Akhirnya aku bisa bertemu Adjie, sosok yang sangat kurindukan selama hampir 1 bulan kebelakang ini. Jika sebelumnya tidak terjadi insiden yang cukup dramatis, saat ini mungkin aku sudah berada di sampingnya dan bersandar di bahunya. Namun seketika itu juga aku tersadar, bahwa permasalahan kita tidak berdasarkan insiden barusan saja, namun jauh kebelakang. Insiden tadi bisa dibilang sebagai puncak dari keadaan ini.
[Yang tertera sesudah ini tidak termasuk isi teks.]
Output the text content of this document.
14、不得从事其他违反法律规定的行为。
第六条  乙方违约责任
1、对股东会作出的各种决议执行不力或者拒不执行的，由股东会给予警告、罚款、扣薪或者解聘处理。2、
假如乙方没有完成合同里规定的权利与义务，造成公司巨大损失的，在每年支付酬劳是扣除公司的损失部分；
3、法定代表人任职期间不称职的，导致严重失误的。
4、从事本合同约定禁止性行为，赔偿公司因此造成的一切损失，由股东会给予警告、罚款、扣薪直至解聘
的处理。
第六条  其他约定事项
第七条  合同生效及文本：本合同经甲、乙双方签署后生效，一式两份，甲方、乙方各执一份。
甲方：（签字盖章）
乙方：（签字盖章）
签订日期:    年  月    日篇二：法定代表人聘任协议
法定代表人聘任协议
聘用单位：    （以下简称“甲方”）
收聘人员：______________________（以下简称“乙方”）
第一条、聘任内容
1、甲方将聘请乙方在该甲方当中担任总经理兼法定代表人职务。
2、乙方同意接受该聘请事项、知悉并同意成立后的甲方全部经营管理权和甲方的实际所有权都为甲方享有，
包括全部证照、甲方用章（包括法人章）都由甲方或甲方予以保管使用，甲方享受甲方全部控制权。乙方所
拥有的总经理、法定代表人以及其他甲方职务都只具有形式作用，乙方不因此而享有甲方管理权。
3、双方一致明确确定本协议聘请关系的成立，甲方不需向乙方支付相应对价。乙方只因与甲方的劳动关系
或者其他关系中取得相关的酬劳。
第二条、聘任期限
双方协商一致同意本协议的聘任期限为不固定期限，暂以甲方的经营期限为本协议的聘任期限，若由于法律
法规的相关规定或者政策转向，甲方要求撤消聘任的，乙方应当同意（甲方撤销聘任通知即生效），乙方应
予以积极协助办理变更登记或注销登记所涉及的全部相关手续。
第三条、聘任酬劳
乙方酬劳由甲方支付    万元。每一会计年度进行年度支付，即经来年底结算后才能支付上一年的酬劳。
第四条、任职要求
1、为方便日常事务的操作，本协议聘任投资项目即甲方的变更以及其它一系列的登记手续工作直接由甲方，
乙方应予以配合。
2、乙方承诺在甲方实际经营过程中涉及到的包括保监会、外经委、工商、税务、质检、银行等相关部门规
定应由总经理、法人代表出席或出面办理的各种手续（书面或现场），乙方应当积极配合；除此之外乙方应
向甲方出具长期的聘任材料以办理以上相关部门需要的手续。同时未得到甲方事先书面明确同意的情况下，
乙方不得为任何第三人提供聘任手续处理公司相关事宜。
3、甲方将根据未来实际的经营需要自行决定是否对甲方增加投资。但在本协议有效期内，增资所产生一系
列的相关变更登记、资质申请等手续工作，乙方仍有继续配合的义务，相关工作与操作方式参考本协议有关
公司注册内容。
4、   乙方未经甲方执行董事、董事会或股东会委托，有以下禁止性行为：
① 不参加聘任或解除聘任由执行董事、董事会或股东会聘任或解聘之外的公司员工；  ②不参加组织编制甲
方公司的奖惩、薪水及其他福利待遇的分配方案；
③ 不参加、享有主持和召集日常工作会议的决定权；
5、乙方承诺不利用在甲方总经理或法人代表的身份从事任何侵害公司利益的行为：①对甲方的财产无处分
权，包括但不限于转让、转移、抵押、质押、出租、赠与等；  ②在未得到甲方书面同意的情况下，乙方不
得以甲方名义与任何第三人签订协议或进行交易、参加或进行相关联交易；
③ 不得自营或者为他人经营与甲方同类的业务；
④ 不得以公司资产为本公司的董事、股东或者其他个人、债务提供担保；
Dan sekarang, kami berdua duduk berhadapan di sebuah restoran kecil dan 2 botol minum. 15 menit berlalu, kami berdua masih belum terdiam hingga Adjie pun akhirnya memecah keheningan ini.
“Udah tenang ?” Tanya nya dengan suara berat yang sangat membuat ku merasa tenang. Tuhan aku sangat mencintai pria ini, jangan biarkan sesuatu yang buruk terjadi, ku mohon Tuhan.
Aku mengangguk, tidak berani berkata apapun, takut memulai pembicaraan yang berujung pada keputusan yang tidak aku inginkan. Aku memang pengecut, semua yang aku pikirkan ini bertentangan dengan hati nurani. Dalam hati padahal aku sadar bahwa kemungkinan kesana jauh lebih besar daripada bersama, namun buru – buru kutepis semua nya dengan mengatakan pada diri sendiri, bahwa aku sensitive, terlalu membesar – besarkan masalah.
“Kamu mau nanya apa ta ? “
Kalimat pembuka itu seakan membuka pintu kata kata yang ada di mulut ku selama ini, berbagai pertanyaan kuutarakan. Mulai dari pertanyaan simple yang bahkan saya bingung kenapa bisa keluar, hingga pertanyaan yang menurutku sangat perlu jawaban. Seperti yang sudah diduga sebelumnya, dalam menyampaikan pertanyaan – pertanyaan ini aku nggak bisa tenang, suaraku bergetar dan bahkan aku harus menarik napas berkali kali untuk bisa menyelesaikan suatu kalimat.
Melihatku seperti ini Adji hanya bisa diam dan mendengar setiap pertanyaanku baik baik. Apakah dia mengerti atau tidak, dia menyimak atau tidak, aku tak pernah tau. Aku tak berani melihat wajahnya, apalagi memperhatikan raut mukanya, karena pada saat itu pikiran ku hanya satu, mencoba mengeluarkan apa yang ada dalam pikiranku. Aku pengen dia tau kalau aku kecewa, marah, kesal, sekaligus juga menyimpan rasa rindu yang luar biasa.
Setelah aku selesai dengan segala keluh kesahku, Adjie menarik napas panjang dan bersandar ke kursi. Dia melihat lihat HP nya yang dari tadi tidak berbunyi sama sekali. Dan akhirnya, setelah beberapa saat Adjie pun kembali menarik napas nya dan menghabiskan minuman yang ada di depannya. Mulailah dia mengambil posisi duduk serius dan menatapku.
“Aku belum bisa maju Ta”
“Maksudnya ?”
“Aku .. belum siap dengan hubungan baru, hubungan kita?”